22.For example, if a family received child support payments both before and during an episode of unemployment the proportionate loss of income caused by the job loss would be reduced (probably slightly). If the fall in income caused by the job loss triggers a transfer additional to unemployment compensation it will increase the replacement rate by a lot. A difference between Scruggs and Allan, on the one hand, and Nickell, and B&W on the other is that the former attempt to incorporate social transfers in addition to the base unemployment compensation.
23.The interpretation of the results for the U.S. are not quite as straightforward as this because we have ignored the out of the labour force category. An unemployment spell may be terminated either by employment or by withdrawal from the labour force on the part of the unemployed person. We know that in the relevant period, as compared to Canada, job-losers in the U.S. were more likely to withdraw from the labour force (Card and Riddell, 1993; Riddell, 2005). We doubt that adjusting for this would extend U.S. unemployment durations to anything like those of the longer duration countries in Table 6. It is worth underlining that despite a propensity on the part of job-losers to remain in the labour force Canada has the second highest proportion of short duration unemployment spells.
24.In the arithmetic example above that generated an income during the year of unemployment that is 87.5% of the income from a previous year of full-time, full-year employment we assumed that the job-loser is rehired at the previous years wage. This assumption may be unreasonable. We know that job-loss is often followed by pay at a rate lower than the pre job-loss rate (Hamermesh, 1987; Ruhm, 1991; Stevens, 1997; Eliason and Storrie, 2006).

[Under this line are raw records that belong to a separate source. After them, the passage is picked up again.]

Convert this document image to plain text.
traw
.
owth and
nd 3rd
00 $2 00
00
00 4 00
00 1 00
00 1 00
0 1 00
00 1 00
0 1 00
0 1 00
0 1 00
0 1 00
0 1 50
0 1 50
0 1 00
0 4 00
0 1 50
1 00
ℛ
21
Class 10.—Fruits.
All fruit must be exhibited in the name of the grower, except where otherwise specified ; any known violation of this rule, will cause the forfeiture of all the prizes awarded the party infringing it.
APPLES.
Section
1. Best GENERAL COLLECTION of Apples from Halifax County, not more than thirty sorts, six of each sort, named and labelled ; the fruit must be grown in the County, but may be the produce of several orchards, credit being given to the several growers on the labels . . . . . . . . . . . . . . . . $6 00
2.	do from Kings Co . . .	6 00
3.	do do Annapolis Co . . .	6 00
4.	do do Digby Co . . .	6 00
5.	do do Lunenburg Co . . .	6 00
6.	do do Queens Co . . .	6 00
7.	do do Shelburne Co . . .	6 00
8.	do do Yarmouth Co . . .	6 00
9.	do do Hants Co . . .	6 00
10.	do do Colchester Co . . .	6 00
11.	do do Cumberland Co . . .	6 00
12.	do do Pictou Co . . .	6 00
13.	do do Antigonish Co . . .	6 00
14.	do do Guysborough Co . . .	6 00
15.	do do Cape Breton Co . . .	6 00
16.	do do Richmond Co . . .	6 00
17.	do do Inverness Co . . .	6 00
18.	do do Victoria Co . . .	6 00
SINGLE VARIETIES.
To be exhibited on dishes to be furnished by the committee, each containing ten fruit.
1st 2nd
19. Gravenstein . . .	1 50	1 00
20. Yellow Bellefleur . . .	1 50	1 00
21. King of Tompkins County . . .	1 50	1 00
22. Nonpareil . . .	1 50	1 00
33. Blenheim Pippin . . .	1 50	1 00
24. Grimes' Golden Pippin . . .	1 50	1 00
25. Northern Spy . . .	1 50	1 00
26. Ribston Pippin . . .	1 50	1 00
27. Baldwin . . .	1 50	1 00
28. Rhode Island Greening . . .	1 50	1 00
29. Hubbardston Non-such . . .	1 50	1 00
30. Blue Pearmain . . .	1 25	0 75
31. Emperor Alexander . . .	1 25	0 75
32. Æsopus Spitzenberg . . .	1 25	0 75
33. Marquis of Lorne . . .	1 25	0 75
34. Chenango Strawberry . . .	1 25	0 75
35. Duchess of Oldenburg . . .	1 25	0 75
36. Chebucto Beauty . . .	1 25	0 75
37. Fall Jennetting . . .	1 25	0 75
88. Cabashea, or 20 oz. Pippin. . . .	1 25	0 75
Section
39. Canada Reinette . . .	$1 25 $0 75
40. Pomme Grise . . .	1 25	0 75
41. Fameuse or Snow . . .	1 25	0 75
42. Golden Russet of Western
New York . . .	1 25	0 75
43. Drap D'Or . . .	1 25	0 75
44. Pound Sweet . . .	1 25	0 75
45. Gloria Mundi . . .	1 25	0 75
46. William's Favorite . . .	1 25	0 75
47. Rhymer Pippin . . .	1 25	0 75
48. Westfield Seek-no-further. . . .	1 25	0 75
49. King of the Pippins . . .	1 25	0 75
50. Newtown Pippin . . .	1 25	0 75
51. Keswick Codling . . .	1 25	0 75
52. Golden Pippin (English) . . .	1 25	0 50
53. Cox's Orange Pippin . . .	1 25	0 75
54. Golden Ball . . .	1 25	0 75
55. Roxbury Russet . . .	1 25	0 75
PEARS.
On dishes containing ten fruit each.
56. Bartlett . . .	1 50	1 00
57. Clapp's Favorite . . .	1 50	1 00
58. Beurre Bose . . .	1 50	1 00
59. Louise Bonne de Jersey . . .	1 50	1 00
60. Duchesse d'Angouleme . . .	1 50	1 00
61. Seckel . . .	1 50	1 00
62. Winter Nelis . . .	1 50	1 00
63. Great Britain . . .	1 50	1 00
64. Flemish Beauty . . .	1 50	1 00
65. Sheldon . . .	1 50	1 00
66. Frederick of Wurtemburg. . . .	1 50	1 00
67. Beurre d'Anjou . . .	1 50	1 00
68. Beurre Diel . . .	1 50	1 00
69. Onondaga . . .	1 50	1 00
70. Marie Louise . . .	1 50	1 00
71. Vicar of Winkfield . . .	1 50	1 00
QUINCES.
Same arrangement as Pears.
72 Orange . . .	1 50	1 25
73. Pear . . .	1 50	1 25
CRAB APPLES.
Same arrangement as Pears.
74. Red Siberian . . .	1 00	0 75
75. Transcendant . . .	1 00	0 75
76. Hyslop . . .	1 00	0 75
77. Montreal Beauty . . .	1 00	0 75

Still, if in the year
-44- of unemployment the employee spent the first few months prior to job-loss with the same employer as in the year prior to unemployment it is likely that his or her pay would have increased a bit, pushing up the year of unemployment income as a percentage of income in the pre unemployment year. In any case, as we show below, while there are examples of job loss that produce large falls in earnings in subsequent unemployment, that is by no means always the case.
25. Voorhis (2002: 8-9) makes the point that an aspect of the transfer system that has been systematically ignored is the extent of private provision of benefits. Thus: An accurate accounting of the extent to which social welfare provisions promote the decommodification of labour must include the cash value of voluntary private benefits, such as ...unemployment compensation.... Although these voluntary provisions are not publicly mandated, they are publicly subsidized to varying degrees through tax concessions".